Здесь нет Александрийского столпа,

Но сюда не зарастет народная тропа.

Утверждая, лягу я костьми:

Здесь место лучшее для СМИ.

Ну, вот видишь, твой экспромт я запомнил, пригодился.

Пришлось поаплодировать.

Зашёл в приёмную, секретарша вопросительно посмотрела на меня. Кивнул на левую дверь, где же ещё сидеть Умному. Если мужик умный, то он естественно стремится налево. Она не возражала.

«Умный», весьма интеллигентного вида, аккуратно одетый мужчина, что-то писал. Интересно, что может писать «Умный», наверное, мемуары о бурной молодости, или очередную диссертацию с прицелом на докторское звание. Предложил присесть. Поговорили, о чём нужно было. «Умный» спросил, между прочим, зачем иду в аспирантуру. Ответил, что хочу немного поумнеть. Он интеллигентно улыбнулся, и сказал, зайди к Даше. Я уже знал, что это тётя Даша, как её звали аспиранты и сотрудники, ученый секретарь аспирантуры. На все вопросы, получив ответы, пошёл на выход. Но, стена противоположная от стола «Умного» представляла сплошные шкафы с дверцами в одной плоскости. Я рванул одну дверцу, предполагая, что это выход, но увидел одежду, и услышал сзади довольный смех. В замешательстве дёрнул вторую, оказалось выход. Ага, догадался я, что всё сделано, что бы Умный мог иногда развлечься ошибками посетителей. «Умного», похоже, веселят идиотские оплошности посетителей. Меня тоже «развеселило», но я матюгнулся, не вслух конечно.

     Из коридора второго этажа мы вышли на антресоли цеха испытаний. Цех испытаний, на самом деле похож на какой-то заводской цех: довольно просторное помещение. Насчитал одиннадцать колон с шагом шесть метров, т.е. длина цеха не менее шестидесятишести метров, впрочем, я мог в то время и ошибиться, прикидывая мельком. Колонны и фермы стальные, пролёт не менее двадцати четырёх метров. Цех с мостовым краном. Стена противоположная от научной части полностью остеклённая. Правда остекление, практически полностью заросло пылью веков.С антресолей прекрасно видно, что делается на всём поле этого обширного помещения, более просторного, чем футбольное поле. Справа, ближе к остеклённой торцевой стене, располагались: прессы, разрывные машины, компрессиометры и, по-моему, даже токарный станок и несколько верстаков. Эта часть зала была отгорожена стенкой из листового железа и сеткой «рабиц». Пространство цеха испытаний было заполнено всякой всячиной: в одном месте лежали железобетонные плиты, железобетонные балки, в другом стальные конструкции, бетонные кубики, призмы; в загороженной оградке, как на кладбище лежали панели типа «сэндвич». Слева, т. е. в другом торце экспериментального зала располагалась пром. площадка, опирающаяся на стальные стойки. Высота стоек выше человеческого роста, но не выше человеческих возможностей. На этой площадке установлены две гигантские цилиндрические емкости, диаметром не менее трёх с половиной метров, заполненные желтым песком. Ёмкости напоминали консервенные банки зелёного горошка, который в те времена был в дефиците.

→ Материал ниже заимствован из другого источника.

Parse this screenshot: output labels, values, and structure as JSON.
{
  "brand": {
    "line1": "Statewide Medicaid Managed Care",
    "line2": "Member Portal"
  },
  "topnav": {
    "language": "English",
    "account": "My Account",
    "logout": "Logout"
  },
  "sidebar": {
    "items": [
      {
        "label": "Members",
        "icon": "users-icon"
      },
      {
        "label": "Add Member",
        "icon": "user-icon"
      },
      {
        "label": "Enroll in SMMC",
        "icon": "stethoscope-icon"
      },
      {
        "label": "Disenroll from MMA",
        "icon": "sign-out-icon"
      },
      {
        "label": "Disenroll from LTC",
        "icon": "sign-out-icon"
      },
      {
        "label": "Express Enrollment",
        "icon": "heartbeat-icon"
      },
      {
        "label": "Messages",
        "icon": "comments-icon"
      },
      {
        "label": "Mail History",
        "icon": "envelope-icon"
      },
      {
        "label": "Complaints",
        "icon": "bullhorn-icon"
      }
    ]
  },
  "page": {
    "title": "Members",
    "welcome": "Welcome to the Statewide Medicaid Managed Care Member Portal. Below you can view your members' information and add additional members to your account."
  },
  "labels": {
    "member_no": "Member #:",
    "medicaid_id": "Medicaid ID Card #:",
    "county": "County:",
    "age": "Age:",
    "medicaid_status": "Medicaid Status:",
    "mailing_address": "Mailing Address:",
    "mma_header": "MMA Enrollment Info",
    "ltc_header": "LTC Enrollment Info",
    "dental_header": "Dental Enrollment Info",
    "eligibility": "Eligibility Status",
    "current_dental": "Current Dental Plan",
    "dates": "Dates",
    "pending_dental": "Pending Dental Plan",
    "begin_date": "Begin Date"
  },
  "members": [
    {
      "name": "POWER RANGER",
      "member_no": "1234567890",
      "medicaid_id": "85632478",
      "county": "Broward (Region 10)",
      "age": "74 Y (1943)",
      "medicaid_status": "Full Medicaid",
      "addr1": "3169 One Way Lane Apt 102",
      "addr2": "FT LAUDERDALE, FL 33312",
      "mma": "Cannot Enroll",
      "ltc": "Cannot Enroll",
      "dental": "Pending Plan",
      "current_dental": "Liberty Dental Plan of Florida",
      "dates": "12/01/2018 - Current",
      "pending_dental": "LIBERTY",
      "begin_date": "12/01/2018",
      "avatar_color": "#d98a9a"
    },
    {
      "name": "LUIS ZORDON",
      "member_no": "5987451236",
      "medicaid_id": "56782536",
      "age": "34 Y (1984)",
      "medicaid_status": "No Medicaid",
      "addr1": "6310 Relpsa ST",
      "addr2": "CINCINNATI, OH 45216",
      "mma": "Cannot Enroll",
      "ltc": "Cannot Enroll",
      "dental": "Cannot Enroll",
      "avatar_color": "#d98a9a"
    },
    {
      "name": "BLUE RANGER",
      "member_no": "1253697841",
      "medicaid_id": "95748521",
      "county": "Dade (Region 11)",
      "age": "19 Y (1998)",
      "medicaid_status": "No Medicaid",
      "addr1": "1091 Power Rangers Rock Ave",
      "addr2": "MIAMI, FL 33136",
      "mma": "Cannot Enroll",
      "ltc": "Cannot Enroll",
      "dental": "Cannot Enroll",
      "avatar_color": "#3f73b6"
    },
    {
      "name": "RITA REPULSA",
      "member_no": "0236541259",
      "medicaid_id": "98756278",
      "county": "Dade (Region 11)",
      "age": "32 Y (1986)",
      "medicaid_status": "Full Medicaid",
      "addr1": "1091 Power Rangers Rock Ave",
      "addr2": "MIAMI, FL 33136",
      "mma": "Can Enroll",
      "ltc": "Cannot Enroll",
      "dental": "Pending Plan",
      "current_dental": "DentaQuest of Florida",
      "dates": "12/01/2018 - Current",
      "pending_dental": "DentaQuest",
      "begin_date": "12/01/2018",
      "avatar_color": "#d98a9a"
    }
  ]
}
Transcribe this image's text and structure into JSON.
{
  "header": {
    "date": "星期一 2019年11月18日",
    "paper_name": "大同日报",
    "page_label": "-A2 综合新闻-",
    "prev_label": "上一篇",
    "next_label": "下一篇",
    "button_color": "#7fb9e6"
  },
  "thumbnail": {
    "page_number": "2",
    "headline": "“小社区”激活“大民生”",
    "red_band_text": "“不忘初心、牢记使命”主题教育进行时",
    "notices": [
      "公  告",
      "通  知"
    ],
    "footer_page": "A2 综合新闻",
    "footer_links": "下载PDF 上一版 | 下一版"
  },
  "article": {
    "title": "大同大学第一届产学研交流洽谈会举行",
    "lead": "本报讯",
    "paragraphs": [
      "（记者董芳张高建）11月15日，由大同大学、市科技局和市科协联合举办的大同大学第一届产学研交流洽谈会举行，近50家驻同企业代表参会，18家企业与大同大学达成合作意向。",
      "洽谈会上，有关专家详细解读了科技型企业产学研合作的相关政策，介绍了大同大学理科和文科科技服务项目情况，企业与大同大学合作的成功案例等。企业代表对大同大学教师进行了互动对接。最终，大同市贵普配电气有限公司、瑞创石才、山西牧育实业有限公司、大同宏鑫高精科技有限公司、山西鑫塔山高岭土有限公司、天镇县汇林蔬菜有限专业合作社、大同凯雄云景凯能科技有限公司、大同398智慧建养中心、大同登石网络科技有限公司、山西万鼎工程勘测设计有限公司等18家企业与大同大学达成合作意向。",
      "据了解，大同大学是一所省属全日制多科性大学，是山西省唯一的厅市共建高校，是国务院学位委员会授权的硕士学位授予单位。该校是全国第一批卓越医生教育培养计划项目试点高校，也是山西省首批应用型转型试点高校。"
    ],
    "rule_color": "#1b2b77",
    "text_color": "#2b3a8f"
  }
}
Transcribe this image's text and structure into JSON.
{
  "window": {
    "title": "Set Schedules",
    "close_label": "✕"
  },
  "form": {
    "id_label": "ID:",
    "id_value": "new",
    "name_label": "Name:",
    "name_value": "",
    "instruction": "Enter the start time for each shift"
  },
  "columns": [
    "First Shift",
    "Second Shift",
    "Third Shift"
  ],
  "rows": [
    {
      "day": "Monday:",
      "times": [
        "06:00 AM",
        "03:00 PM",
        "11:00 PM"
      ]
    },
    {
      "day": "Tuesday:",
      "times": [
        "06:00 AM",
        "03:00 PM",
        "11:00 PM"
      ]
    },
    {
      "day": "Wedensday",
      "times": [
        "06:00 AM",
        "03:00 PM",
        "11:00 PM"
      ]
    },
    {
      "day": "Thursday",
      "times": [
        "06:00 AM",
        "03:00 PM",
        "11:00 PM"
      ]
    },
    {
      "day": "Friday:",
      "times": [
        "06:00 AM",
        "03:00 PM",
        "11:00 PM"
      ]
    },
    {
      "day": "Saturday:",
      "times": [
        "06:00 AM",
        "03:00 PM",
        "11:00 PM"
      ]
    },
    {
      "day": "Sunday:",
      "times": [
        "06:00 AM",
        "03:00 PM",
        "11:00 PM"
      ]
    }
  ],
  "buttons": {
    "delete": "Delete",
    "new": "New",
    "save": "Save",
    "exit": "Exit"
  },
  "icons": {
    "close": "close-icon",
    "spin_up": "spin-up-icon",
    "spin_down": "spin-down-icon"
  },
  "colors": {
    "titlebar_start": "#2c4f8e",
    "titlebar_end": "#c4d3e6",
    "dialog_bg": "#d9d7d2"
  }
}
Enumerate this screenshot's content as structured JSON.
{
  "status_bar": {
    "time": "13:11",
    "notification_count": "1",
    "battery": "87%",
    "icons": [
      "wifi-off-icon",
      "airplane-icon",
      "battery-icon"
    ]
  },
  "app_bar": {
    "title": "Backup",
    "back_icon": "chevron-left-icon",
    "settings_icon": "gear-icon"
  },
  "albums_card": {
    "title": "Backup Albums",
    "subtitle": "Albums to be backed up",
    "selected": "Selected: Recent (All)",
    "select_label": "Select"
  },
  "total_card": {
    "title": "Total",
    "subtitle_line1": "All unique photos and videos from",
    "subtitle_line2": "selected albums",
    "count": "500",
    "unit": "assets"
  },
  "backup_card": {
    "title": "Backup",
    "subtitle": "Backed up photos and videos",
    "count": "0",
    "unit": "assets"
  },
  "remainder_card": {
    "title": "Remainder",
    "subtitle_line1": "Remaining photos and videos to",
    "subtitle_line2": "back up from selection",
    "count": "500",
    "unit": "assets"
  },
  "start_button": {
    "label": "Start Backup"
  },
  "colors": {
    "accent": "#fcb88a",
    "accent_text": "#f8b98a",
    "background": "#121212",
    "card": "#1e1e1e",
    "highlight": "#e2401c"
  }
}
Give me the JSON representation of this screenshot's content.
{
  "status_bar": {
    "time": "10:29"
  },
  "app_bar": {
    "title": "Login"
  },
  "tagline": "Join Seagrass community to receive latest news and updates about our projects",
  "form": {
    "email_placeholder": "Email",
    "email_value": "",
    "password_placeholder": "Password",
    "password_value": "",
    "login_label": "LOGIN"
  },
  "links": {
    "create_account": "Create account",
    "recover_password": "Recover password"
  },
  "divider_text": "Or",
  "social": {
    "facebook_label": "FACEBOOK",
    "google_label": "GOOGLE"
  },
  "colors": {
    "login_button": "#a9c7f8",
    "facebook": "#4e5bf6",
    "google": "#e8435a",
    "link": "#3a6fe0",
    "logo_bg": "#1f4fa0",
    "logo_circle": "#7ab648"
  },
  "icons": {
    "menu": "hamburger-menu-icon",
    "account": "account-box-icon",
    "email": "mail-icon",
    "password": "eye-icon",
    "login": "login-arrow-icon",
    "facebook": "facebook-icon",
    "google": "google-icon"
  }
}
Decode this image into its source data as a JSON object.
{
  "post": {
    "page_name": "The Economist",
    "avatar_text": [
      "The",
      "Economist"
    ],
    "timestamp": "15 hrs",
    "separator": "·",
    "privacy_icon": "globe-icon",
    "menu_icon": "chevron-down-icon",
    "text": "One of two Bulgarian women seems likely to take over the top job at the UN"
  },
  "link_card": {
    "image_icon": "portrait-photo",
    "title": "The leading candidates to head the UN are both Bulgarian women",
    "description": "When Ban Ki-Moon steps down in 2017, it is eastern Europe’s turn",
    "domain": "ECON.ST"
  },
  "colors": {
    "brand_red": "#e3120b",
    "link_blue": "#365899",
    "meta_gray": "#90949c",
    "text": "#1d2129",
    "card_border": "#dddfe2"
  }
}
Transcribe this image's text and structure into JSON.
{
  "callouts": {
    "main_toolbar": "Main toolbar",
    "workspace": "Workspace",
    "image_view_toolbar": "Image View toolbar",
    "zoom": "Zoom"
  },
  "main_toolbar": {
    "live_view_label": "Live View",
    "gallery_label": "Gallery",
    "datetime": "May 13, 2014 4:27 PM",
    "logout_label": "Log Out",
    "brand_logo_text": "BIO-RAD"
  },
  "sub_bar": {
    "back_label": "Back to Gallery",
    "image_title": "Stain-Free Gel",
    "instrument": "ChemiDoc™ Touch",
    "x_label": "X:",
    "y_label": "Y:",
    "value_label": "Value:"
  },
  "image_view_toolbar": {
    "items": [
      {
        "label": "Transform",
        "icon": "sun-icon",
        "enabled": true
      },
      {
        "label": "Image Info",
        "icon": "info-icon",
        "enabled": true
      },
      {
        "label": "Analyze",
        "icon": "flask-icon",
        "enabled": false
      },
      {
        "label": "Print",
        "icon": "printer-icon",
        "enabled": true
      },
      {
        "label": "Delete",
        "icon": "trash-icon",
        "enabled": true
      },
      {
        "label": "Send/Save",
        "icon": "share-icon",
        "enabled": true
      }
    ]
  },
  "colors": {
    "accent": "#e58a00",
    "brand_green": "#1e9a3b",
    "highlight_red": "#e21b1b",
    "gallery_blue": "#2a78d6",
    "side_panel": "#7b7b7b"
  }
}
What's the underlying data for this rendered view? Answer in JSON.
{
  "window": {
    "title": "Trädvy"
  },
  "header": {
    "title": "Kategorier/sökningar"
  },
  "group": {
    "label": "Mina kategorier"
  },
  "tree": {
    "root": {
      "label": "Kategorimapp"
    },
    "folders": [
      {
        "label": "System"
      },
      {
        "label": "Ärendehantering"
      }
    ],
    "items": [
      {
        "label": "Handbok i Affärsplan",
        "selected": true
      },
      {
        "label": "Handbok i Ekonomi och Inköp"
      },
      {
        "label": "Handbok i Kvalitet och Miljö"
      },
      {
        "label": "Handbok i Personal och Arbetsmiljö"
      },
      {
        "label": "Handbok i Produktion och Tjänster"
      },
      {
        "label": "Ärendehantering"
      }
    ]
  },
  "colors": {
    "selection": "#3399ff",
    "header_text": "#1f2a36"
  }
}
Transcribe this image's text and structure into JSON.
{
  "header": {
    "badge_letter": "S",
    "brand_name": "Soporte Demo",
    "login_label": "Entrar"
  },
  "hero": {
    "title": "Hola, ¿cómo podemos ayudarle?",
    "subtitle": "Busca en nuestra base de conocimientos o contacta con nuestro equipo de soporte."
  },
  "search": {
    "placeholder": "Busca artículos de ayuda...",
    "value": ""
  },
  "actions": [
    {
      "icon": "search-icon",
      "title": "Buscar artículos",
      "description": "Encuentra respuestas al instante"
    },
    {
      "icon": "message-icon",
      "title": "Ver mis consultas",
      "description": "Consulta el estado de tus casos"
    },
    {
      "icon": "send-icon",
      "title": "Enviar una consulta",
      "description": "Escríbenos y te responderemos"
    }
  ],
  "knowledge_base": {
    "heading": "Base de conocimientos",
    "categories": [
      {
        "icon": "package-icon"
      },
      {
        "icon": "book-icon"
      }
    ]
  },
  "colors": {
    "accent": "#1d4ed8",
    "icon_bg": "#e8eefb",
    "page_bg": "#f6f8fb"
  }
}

      И вдруг, я заметил, на поверхности песка, в одной из ёмкостей шевеление, появилась рука и ухватилась за крюк, на тросу мостового крана, предусмотрительно установленного в нужном месте. Лебедка крана заработала, из песка показалась фигура мужика, с него водопадом сыпался продукт, насыпанный в ёмкость. Всё это напомнило фильм «Белое солнце пустыни». Ошалело спросил у Геры:

 - Что это, идут съёмки фильма про басмачей? Это, случайно, не Саид?

– Это Вальдемар Аналоев экспериментирует с зыбучими песками.

- Кошмар! - подумал я. Тут же решил познакомиться с этим самоотверженным парнем. Поспешил по лестничным маршам и по лабиринтам, заставленного всяческой всячиной, экспериментального зала, да ещё наткнулся на кучу обломков пенобетонной панели в переплетениях тонкой арматуры, с копошащимся под ней человеком; попытался помочь пострадавшему, но, Гера, оказывается он шёл за мной, строго сказал:

- Не трогай, это продолжение эксперимента!

Мы подошли к банкам с песком; поднялись по слегка вибрирующей вместе с ёмкостью лесенке на её верх, человека там уже не было, только торчал клок причёски да светящийся нимб, не успевшие за скоростью головы. Стало ясно, что экспериментатор снова погрузился в глубины песка. - Не повезло! – подумал я.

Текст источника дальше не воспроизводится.